She pulled open the drawer of the bedside table and collected two aspirin before handing it to him with the bottle of water she kept on the nightstand.

He sat up and took them. “Thanks.”

“We need to talk about last night at some point.”

“What about it?” he grumbled.

“You need to let me know when you’re going out, where you’ll be, and when you plan to come home. Preferably at a reasonable hour.”

“You’re not my mother. And I’m a full-grown man, apparently. I don’t even know you. I shouldn’t be here,” he snapped.

She flinched and stumbled back a step as the blow of his words hit her with full force. Her own anger rose. “I’m your wife. And I deserve some common courtesy, so I don’t spend hours worrying that you’re hurt or lost or in some kind of trouble. So I don’t have to call everyone we know to find out if they’ve seen you.”

“Because my brain is fucked up and I can’t remember a god damned thing?” he barked. “I can handle getting around town. I can remember a lot of things. Just. Not. You. And I sure as fuck wonder why that is. Maybe old Finn was trying to tell me something. Maybe he wasn’t happy here.”

With you. The words he didn’t say echoed in her mind as the force of his voice shattered her hope and broke her heart. Painful chaos slammed into her chest, knocking the breath from her lungs.

She ignored the tears dripping down her cheeks as she got up and grabbed a dress and a clean pair of underwear from the pile before storming out of the room. She and Finn had had their fair share of spats in the thirteen years they’d been married. But he’d never treated her this way before. He’d always protected her, taken care of her. He’d loved her.

This Finn was not the man she married.

7

Finn

Finn wiped the bar top with the wet rag as a patron slid into the empty seat across from him. Music thumped in the background, an upbeat song that had several others grinding against one another on the dance floor. He scanned the room, noting the exits and the number of people inside. The Shipwreck hadn’t changed much since he last remembered it. His parents had bought it when he was fifteen. They’d turned the former hole-in-the-wall bar into a destination for the seacoast. It wasn’t every day you had a bar that looked like you were underwater.

“Finn?” the blonde across from him asked, tapping her fingers impatiently. Another person who knew his name, and another face he had no memory of.
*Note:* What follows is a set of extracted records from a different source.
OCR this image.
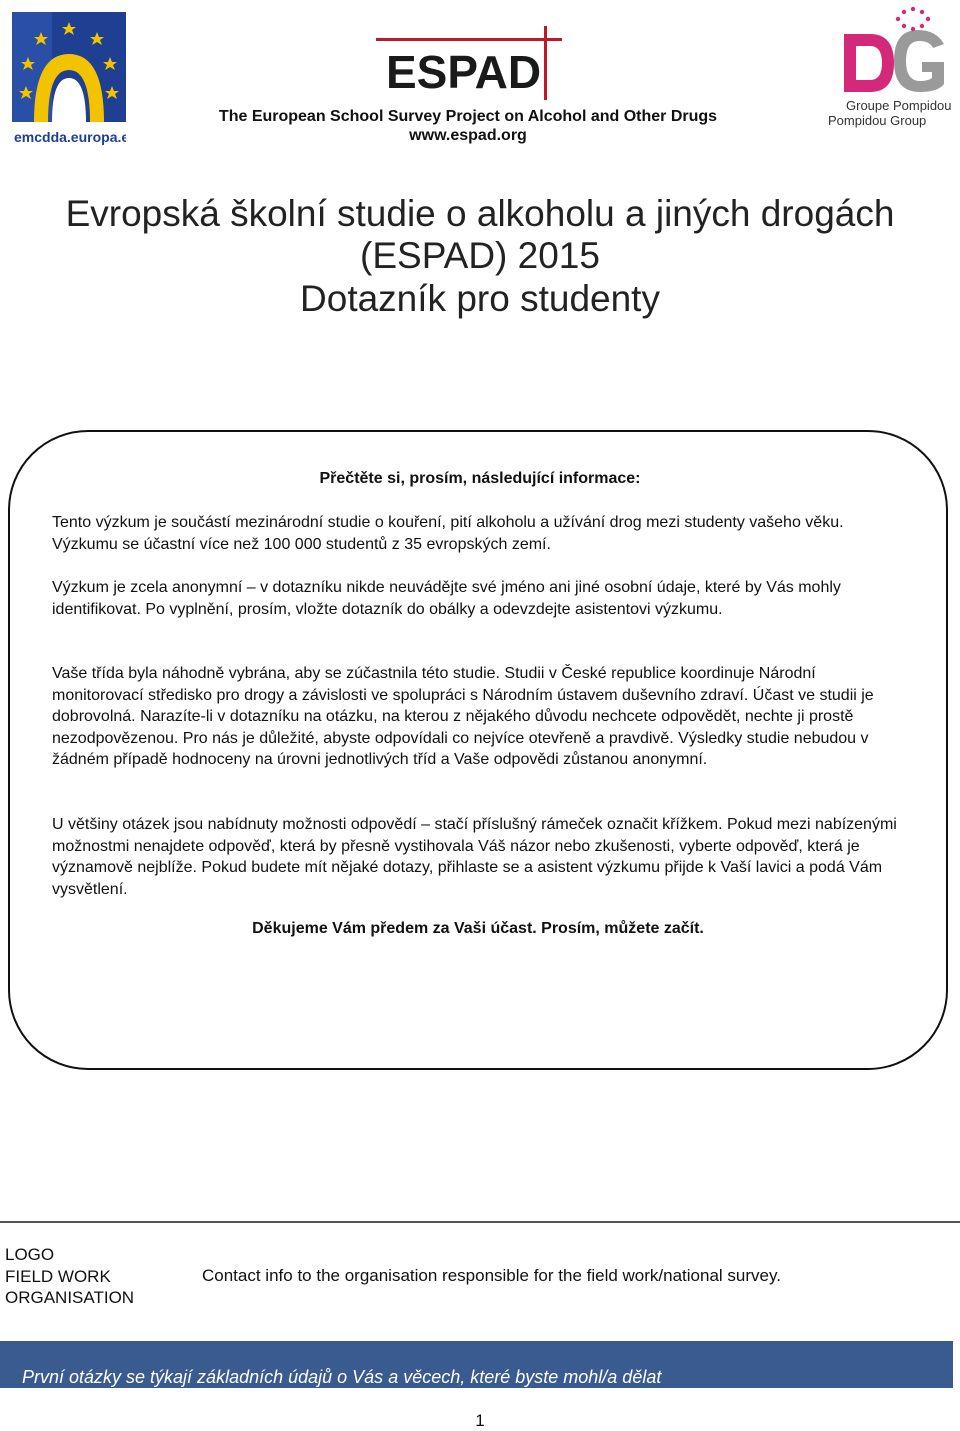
emcdda.europa.eu
ESPAD
Groupe Pompidou
Pompidou Group
The European School Survey Project on Alcohol and Other Drugs
www.espad.org
Evropská školní studie o alkoholu a jiných drogách
(ESPAD) 2015
Dotazník pro studenty
Přečtěte si, prosím, následující informace:
Tento výzkum je součástí mezinárodní studie o kouření, pití alkoholu a užívání drog mezi studenty vašeho věku. Výzkumu se účastní více než 100 000 studentů z 35 evropských zemí.
Výzkum je zcela anonymní – v dotazníku nikde neuvádějte své jméno ani jiné osobní údaje, které by Vás mohly identifikovat. Po vyplnění, prosím, vložte dotazník do obálky a odevzdejte asistentovi výzkumu.
Vaše třída byla náhodně vybrána, aby se zúčastnila této studie. Studii v České republice koordinuje Národní monitorovací středisko pro drogy a závislosti ve spolupráci s Národním ústavem duševního zdraví. Účast ve studii je dobrovolná. Narazíte-li v dotazníku na otázku, na kterou z nějakého důvodu nechcete odpovědět, nechte ji prostě nezodpovězenou. Pro nás je důležité, abyste odpovídali co nejvíce otevřeně a pravdivě. Výsledky studie nebudou v žádném případě hodnoceny na úrovni jednotlivých tříd a Vaše odpovědi zůstanou anonymní.
U většiny otázek jsou nabídnuty možnosti odpovědí – stačí příslušný rámeček označit křížkem. Pokud mezi nabízenými možnostmi nenajdete odpověď, která by přesně vystihovala Váš názor nebo zkušenosti, vyberte odpověď, která je významově nejblíže. Pokud budete mít nějaké dotazy, přihlaste se a asistent výzkumu přijde k Vaší lavici a podá Vám vysvětlení.
Děkujeme Vám předem za Vaši účast. Prosím, můžete začít.
LOGO
FIELD WORK
ORGANISATION
Contact info to the organisation responsible for the field work/national survey.
První otázky se týkají základních údajů o Vás a věcech, které byste mohl/a dělat
1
“What can I get ya?” he asked.

“An apple martini, please.”

Shit. Of course, she wanted something he had no fucking clue how to make. He turned his back, trying to look busy as he pulled out his phone and googled the recipe.

“One and a half vodka, one schnapps, and half calvados with a peel of apple to garnish,” Charli whispered only loud enough for him to hear as she passed by him.
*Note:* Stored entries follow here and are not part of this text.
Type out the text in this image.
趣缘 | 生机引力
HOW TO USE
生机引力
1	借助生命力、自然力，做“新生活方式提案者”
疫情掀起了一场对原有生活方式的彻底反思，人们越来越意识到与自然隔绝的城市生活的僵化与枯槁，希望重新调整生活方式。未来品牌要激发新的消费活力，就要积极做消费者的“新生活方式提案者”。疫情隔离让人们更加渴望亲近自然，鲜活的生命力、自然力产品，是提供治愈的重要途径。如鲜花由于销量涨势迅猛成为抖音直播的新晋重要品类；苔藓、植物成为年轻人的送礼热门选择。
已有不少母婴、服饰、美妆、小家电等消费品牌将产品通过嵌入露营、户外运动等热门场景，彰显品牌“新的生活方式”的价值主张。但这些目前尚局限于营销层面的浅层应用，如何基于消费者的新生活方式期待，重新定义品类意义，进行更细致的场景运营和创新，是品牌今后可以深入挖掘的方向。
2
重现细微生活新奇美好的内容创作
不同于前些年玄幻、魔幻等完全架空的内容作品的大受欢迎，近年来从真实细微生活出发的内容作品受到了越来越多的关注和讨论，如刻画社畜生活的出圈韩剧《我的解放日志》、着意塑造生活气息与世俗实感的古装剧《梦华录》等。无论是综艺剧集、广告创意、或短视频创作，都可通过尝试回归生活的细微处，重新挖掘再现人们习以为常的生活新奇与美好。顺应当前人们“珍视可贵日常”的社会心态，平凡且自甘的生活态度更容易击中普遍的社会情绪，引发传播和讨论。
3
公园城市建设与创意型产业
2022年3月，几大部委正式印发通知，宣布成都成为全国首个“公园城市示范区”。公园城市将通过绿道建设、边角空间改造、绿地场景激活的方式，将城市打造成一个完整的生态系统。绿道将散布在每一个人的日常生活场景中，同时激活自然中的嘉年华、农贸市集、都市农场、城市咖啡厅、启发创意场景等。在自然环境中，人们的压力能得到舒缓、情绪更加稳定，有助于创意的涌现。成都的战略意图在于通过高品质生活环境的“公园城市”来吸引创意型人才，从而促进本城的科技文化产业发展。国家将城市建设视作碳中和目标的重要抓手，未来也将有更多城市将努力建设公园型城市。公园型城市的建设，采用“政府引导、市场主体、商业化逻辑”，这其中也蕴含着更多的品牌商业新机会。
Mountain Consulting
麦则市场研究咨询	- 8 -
He tucked the phone into his pocket and filled the mixer with ice. Heat flamed his cheeks. Finn didn’t like being caught lacking. But she’d saved his pride by not insisting on making it for him. It was one of the few sentences they’d exchanged this week since he’d picked a fight after waking in her bed, in his underwear, with a pounding headache.

She’d walked in naked, water dripping over the most gorgeous figure he’d ever laid eyes on. He hated that his body reacted so strongly to her, like she had more power over him than he did. Couldn’t he have anything he controlled anymore? When she’d tried to tell him what he could and couldn’t do, that had been the last straw.

He let out a sigh as he shook the ingredients in the steel mixer. The hurt that had reflected back in her eyes had torn him apart. He’d felt her pain as if it was his own. But where did they go from here? Should he apologize? His parents usually pretended like nothing happened and eventually things were right again. But it had been a week and nothing was okay.

Finn poured the cocktail into a martini glass and added an apple peel before sliding it over to the woman.

“Thanks. Just put it on my tab.” She grabbed the drink and turned away before he could ask her name.

“Shit.”

“Tina Romm,” an old man at the corner of the bar who looked vaguely familiar said with a heavy Ghanaian accent.

“Excuse me?”

The man nodded his bald, brown head towards the blonde, now laughing with a group of other women. “That’s Tina Romm.”

“Oh, th—thanks.” Finn was able to find her tab easily enough and added the drink.

Finn studied the man out of the corner of his eye. His leathery hand wrapped around a local beer as he wrote in a book with a pencil.